The recent disclosure of a critical vulnerability in the CUPS Unix system has raised concerns among Linux users worldwide. The vulnerability, which can lead to a computer seizure over a network or the Internet when initiating a print job, has not yet been addressed with updates.
Security researcher Simone Margaritelly detailed the vulnerabilities, which impact most Linux distributions, some BSD versions, Chromeos, and Solaris. The main threat stems from the Cups-BrowSed component, which can be exploited by attackers to compromise systems during print job initiation.
An attacker must have access to the CUPS service on port 631 and wait for a vulnerable system to print a document for successful exploitation. If port 631 is not accessible, attackers can resort to ZeroConf, MDNS, or DNS-SD as alternatives.
The researcher identified four vulnerabilities, including uncontrolled access to UDP port 631, lack of attributes during IPP execution, lack of attribute checking in PPD files, and the possibility of executing commands from data in PPD files.
Although the vulnerabilities pose a significant threat, user interaction is required for their exploitation.
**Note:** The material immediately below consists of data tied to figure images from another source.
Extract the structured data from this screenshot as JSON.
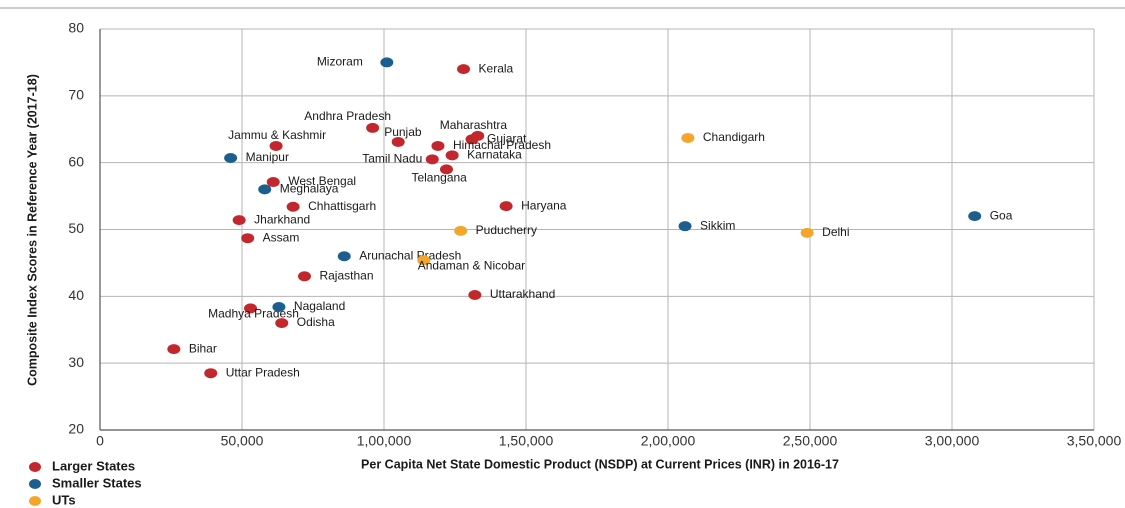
{
  "chart_data": {
    "type": "scatter",
    "x_label": "Per Capita Net State Domestic Product (NSDP) at Current Prices (INR) in 2016-17",
    "y_label": "Composite Index Scores in Reference Year (2017-18)",
    "xlim": [
      0,
      350000
    ],
    "ylim": [
      20,
      80
    ],
    "xticks": [
      0,
      {
        "value": 50000,
        "label": "50,000"
      },
      {
        "value": 100000,
        "label": "1,00,000"
      },
      {
        "value": 150000,
        "label": "1,50,000"
      },
      {
        "value": 200000,
        "label": "2,00,000"
      },
      {
        "value": 250000,
        "label": "2,50,000"
      },
      {
        "value": 300000,
        "label": "3,00,000"
      },
      {
        "value": 350000,
        "label": "3,50,000"
      }
    ],
    "yticks": [
      20,
      30,
      40,
      50,
      60,
      70,
      80
    ],
    "grid": true,
    "legend": "bottom-left",
    "series": [
      {
        "name": "Larger States",
        "color": "#c1272d",
        "labels": [
          "Kerala",
          "Andhra Pradesh",
          "Punjab",
          "Maharashtra",
          "Gujarat",
          "Himachal Pradesh",
          "Karnataka",
          "Tamil Nadu",
          "Telangana",
          "Jammu & Kashmir",
          "West Bengal",
          "Chhattisgarh",
          "Jharkhand",
          "Assam",
          "Haryana",
          "Rajasthan",
          "Uttarakhand",
          "Madhya Pradesh",
          "Odisha",
          "Bihar",
          "Uttar Pradesh"
        ],
        "x": [
          128000,
          96000,
          105000,
          133000,
          131000,
          119000,
          124000,
          117000,
          122000,
          62000,
          61000,
          68000,
          49000,
          52000,
          143000,
          72000,
          132000,
          53000,
          64000,
          26000,
          39000
        ],
        "values": [
          74,
          65.2,
          63.1,
          64,
          63.5,
          62.5,
          61.1,
          60.5,
          59,
          62.5,
          57.1,
          53.4,
          51.4,
          48.7,
          53.5,
          43,
          40.2,
          38.2,
          36,
          32.1,
          28.5
        ]
      },
      {
        "name": "Smaller States",
        "color": "#1c5f8e",
        "labels": [
          "Mizoram",
          "Manipur",
          "Meghalaya",
          "Arunachal Pradesh",
          "Nagaland",
          "Sikkim",
          "Goa"
        ],
        "x": [
          101000,
          46000,
          58000,
          86000,
          63000,
          206000,
          308000
        ],
        "values": [
          75,
          60.7,
          56,
          46,
          38.4,
          50.5,
          52
        ]
      },
      {
        "name": "UTs",
        "color": "#f4a62a",
        "labels": [
          "Chandigarh",
          "Puducherry",
          "Andaman & Nicobar",
          "Delhi"
        ],
        "x": [
          207000,
          127000,
          114000,
          249000
        ],
        "values": [
          63.7,
          49.8,
          45.4,
          49.5
        ]
      }
    ]
  }
}
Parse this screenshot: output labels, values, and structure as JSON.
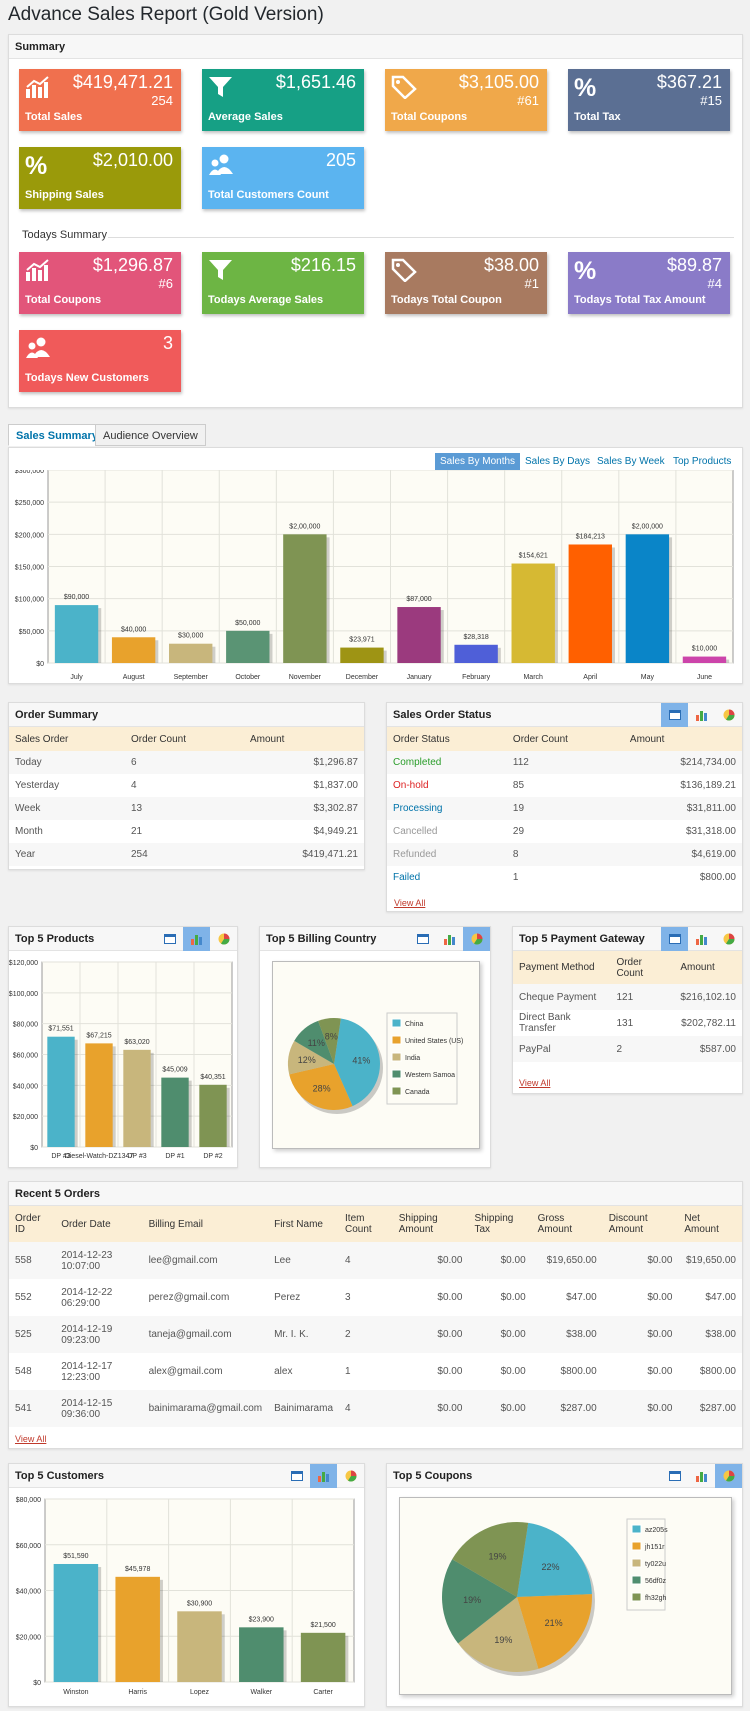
{
  "title": "Advance Sales Report (Gold Version)",
  "summary": {
    "heading": "Summary",
    "today_heading": "Todays Summary",
    "cards": [
      {
        "value": "$419,471.21",
        "sub": "254",
        "label": "Total Sales",
        "color": "#f0704e",
        "icon": "chart-icon"
      },
      {
        "value": "$1,651.46",
        "sub": "",
        "label": "Average Sales",
        "color": "#16a085",
        "icon": "funnel-icon"
      },
      {
        "value": "$3,105.00",
        "sub": "#61",
        "label": "Total Coupons",
        "color": "#f0a84a",
        "icon": "tag-icon"
      },
      {
        "value": "$367.21",
        "sub": "#15",
        "label": "Total Tax",
        "color": "#5b6f93",
        "icon": "percent-icon"
      },
      {
        "value": "$2,010.00",
        "sub": "",
        "label": "Shipping Sales",
        "color": "#9a9a0a",
        "icon": "percent-icon"
      },
      {
        "value": "205",
        "sub": "",
        "label": "Total Customers Count",
        "color": "#5bb4f0",
        "icon": "users-icon"
      }
    ],
    "today_cards": [
      {
        "value": "$1,296.87",
        "sub": "#6",
        "label": "Total Coupons",
        "color": "#e2557a",
        "icon": "chart-icon"
      },
      {
        "value": "$216.15",
        "sub": "",
        "label": "Todays Average Sales",
        "color": "#6db544",
        "icon": "funnel-icon"
      },
      {
        "value": "$38.00",
        "sub": "#1",
        "label": "Todays Total Coupon",
        "color": "#a87a60",
        "icon": "tag-icon"
      },
      {
        "value": "$89.87",
        "sub": "#4",
        "label": "Todays Total Tax Amount",
        "color": "#8a7bc8",
        "icon": "percent-icon"
      },
      {
        "value": "3",
        "sub": "",
        "label": "Todays New Customers",
        "color": "#f05a5a",
        "icon": "users-icon"
      }
    ]
  },
  "tabs": [
    "Sales Summary",
    "Audience Overview"
  ],
  "sales_links": [
    "Sales By Months",
    "Sales By Days",
    "Sales By Week",
    "Top Products"
  ],
  "chart_data": [
    {
      "type": "bar",
      "categories": [
        "July",
        "August",
        "September",
        "October",
        "November",
        "December",
        "January",
        "February",
        "March",
        "April",
        "May",
        "June"
      ],
      "values": [
        90000,
        40000,
        30000,
        50000,
        200000,
        23971,
        87000,
        28318,
        154621,
        184213,
        200000,
        10000
      ],
      "labels": [
        "$90,000",
        "$40,000",
        "$30,000",
        "$50,000",
        "$2,00,000",
        "$23,971",
        "$87,000",
        "$28,318",
        "$154,621",
        "$184,213",
        "$2,00,000",
        "$10,000"
      ],
      "ylim": [
        0,
        300000
      ],
      "yticks": [
        "$0",
        "$50,000",
        "$100,000",
        "$150,000",
        "$200,000",
        "$250,000",
        "$300,000"
      ],
      "colors": [
        "#4bb3c9",
        "#e8a22c",
        "#c8b67c",
        "#5a9474",
        "#7f9453",
        "#9e9414",
        "#9b3a7e",
        "#4f5fd8",
        "#d6b933",
        "#ff6000",
        "#0a85c8",
        "#cc44aa"
      ]
    },
    {
      "type": "bar",
      "title": "Top 5 Products",
      "categories": [
        "DP #3",
        "Diesel-Watch-DZ1347",
        "DP #3",
        "DP #1",
        "DP #2"
      ],
      "values": [
        71551,
        67215,
        63020,
        45009,
        40351
      ],
      "labels": [
        "$71,551",
        "$67,215",
        "$63,020",
        "$45,009",
        "$40,351"
      ],
      "ylim": [
        0,
        120000
      ],
      "yticks": [
        "$0",
        "$20,000",
        "$40,000",
        "$60,000",
        "$80,000",
        "$100,000",
        "$120,000"
      ]
    },
    {
      "type": "pie",
      "title": "Top 5 Billing Country",
      "categories": [
        "China",
        "United States (US)",
        "India",
        "Western Samoa",
        "Canada"
      ],
      "values": [
        41,
        28,
        12,
        11,
        8
      ],
      "labels": [
        "41%",
        "28%",
        "12%",
        "11%",
        "8%"
      ]
    },
    {
      "type": "bar",
      "title": "Top 5 Customers",
      "categories": [
        "Winston",
        "Harris",
        "Lopez",
        "Walker",
        "Carter"
      ],
      "values": [
        51590,
        45978,
        30900,
        23900,
        21500
      ],
      "labels": [
        "$51,590",
        "$45,978",
        "$30,900",
        "$23,900",
        "$21,500"
      ],
      "ylim": [
        0,
        80000
      ],
      "yticks": [
        "$0",
        "$20,000",
        "$40,000",
        "$60,000",
        "$80,000"
      ]
    },
    {
      "type": "pie",
      "title": "Top 5 Coupons",
      "categories": [
        "az205s",
        "jh151r",
        "ty022u",
        "56df0z",
        "fh32gh"
      ],
      "values": [
        22,
        21,
        19,
        19,
        19
      ],
      "labels": [
        "22%",
        "21%",
        "19%",
        "19%",
        "19%"
      ]
    }
  ],
  "order_summary": {
    "title": "Order Summary",
    "headers": [
      "Sales Order",
      "Order Count",
      "Amount"
    ],
    "rows": [
      [
        "Today",
        "6",
        "$1,296.87"
      ],
      [
        "Yesterday",
        "4",
        "$1,837.00"
      ],
      [
        "Week",
        "13",
        "$3,302.87"
      ],
      [
        "Month",
        "21",
        "$4,949.21"
      ],
      [
        "Year",
        "254",
        "$419,471.21"
      ]
    ]
  },
  "order_status": {
    "title": "Sales Order Status",
    "headers": [
      "Order Status",
      "Order Count",
      "Amount"
    ],
    "rows": [
      [
        "Completed",
        "112",
        "$214,734.00"
      ],
      [
        "On-hold",
        "85",
        "$136,189.21"
      ],
      [
        "Processing",
        "19",
        "$31,811.00"
      ],
      [
        "Cancelled",
        "29",
        "$31,318.00"
      ],
      [
        "Refunded",
        "8",
        "$4,619.00"
      ],
      [
        "Failed",
        "1",
        "$800.00"
      ]
    ],
    "status_colors": [
      "#2a9d2a",
      "#dd2222",
      "#0073aa",
      "#999999",
      "#999999",
      "#0073aa"
    ],
    "view_all": "View All"
  },
  "billing_title": "Top 5 Billing Country",
  "products_title": "Top 5 Products",
  "payment": {
    "title": "Top 5 Payment Gateway",
    "headers": [
      "Payment Method",
      "Order Count",
      "Amount"
    ],
    "rows": [
      [
        "Cheque Payment",
        "121",
        "$216,102.10"
      ],
      [
        "Direct Bank Transfer",
        "131",
        "$202,782.11"
      ],
      [
        "PayPal",
        "2",
        "$587.00"
      ]
    ],
    "view_all": "View All"
  },
  "recent": {
    "title": "Recent 5 Orders",
    "headers": [
      "Order ID",
      "Order Date",
      "Billing Email",
      "First Name",
      "Item Count",
      "Shipping Amount",
      "Shipping Tax",
      "Gross Amount",
      "Discount Amount",
      "Net Amount"
    ],
    "rows": [
      [
        "558",
        "2014-12-23 10:07:00",
        "lee@gmail.com",
        "Lee",
        "4",
        "$0.00",
        "$0.00",
        "$19,650.00",
        "$0.00",
        "$19,650.00"
      ],
      [
        "552",
        "2014-12-22 06:29:00",
        "perez@gmail.com",
        "Perez",
        "3",
        "$0.00",
        "$0.00",
        "$47.00",
        "$0.00",
        "$47.00"
      ],
      [
        "525",
        "2014-12-19 09:23:00",
        "taneja@gmail.com",
        "Mr. I. K.",
        "2",
        "$0.00",
        "$0.00",
        "$38.00",
        "$0.00",
        "$38.00"
      ],
      [
        "548",
        "2014-12-17 12:23:00",
        "alex@gmail.com",
        "alex",
        "1",
        "$0.00",
        "$0.00",
        "$800.00",
        "$0.00",
        "$800.00"
      ],
      [
        "541",
        "2014-12-15 09:36:00",
        "bainimarama@gmail.com",
        "Bainimarama",
        "4",
        "$0.00",
        "$0.00",
        "$287.00",
        "$0.00",
        "$287.00"
      ]
    ],
    "view_all": "View All"
  },
  "customers_title": "Top 5 Customers",
  "coupons_title": "Top 5 Coupons",
  "pie_colors": [
    "#4bb3c9",
    "#e8a22c",
    "#c8b67c",
    "#4f8d6e",
    "#7f9453"
  ]
}
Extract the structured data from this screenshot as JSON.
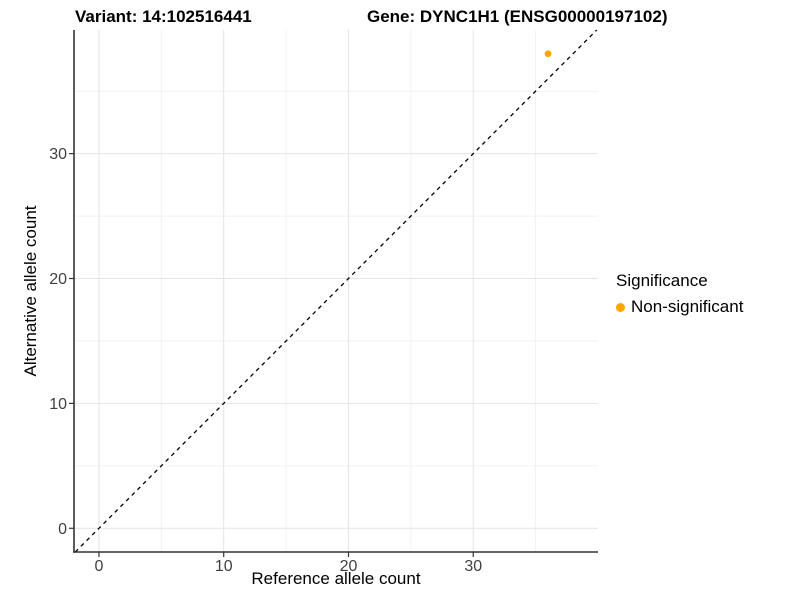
{
  "chart_data": {
    "type": "scatter",
    "title_left": "Variant: 14:102516441",
    "title_right": "Gene: DYNC1H1 (ENSG00000197102)",
    "xlabel": "Reference allele count",
    "ylabel": "Alternative allele count",
    "xlim": [
      -2,
      40
    ],
    "ylim": [
      -1.9,
      39.9
    ],
    "x_ticks": [
      0,
      10,
      20,
      30
    ],
    "y_ticks": [
      0,
      10,
      20,
      30
    ],
    "minor_x_gridlines": [
      5,
      15,
      25,
      35
    ],
    "minor_y_gridlines": [
      5,
      15,
      25,
      35
    ],
    "grid": true,
    "reference_line": {
      "kind": "identity y=x",
      "style": "dashed",
      "color": "#000000"
    },
    "series": [
      {
        "name": "Non-significant",
        "color": "#FFA500",
        "points": [
          {
            "x": 36,
            "y": 38
          }
        ]
      }
    ],
    "legend": {
      "title": "Significance",
      "position": "right",
      "entries": [
        {
          "label": "Non-significant",
          "color": "#FFA500"
        }
      ]
    }
  },
  "colors": {
    "grid_major": "#e4e4e4",
    "grid_minor": "#f1f1f1",
    "axis_line": "#333333",
    "tick_label": "#404040",
    "title": "#000000"
  }
}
Margaritelly believes the CVSS score may not be as high as initially thought but still warrants attention.
While only a small percentage of Linux systems accessible via the Internet are affected, Benjamin Harris from Watchtowr advises organizations to assess their systems for potential security incidents.
To protect against these vulnerabilities, Margaritelly recommends disconnecting or deleting Cups-BrowSed, blocking access to UDP port 631 and DNS-SD, and updating CUPS once patches are released.
Margaritelly faced challenges during the disclosure of these vulnerabilities, highlighting the importance of addressing them promptly.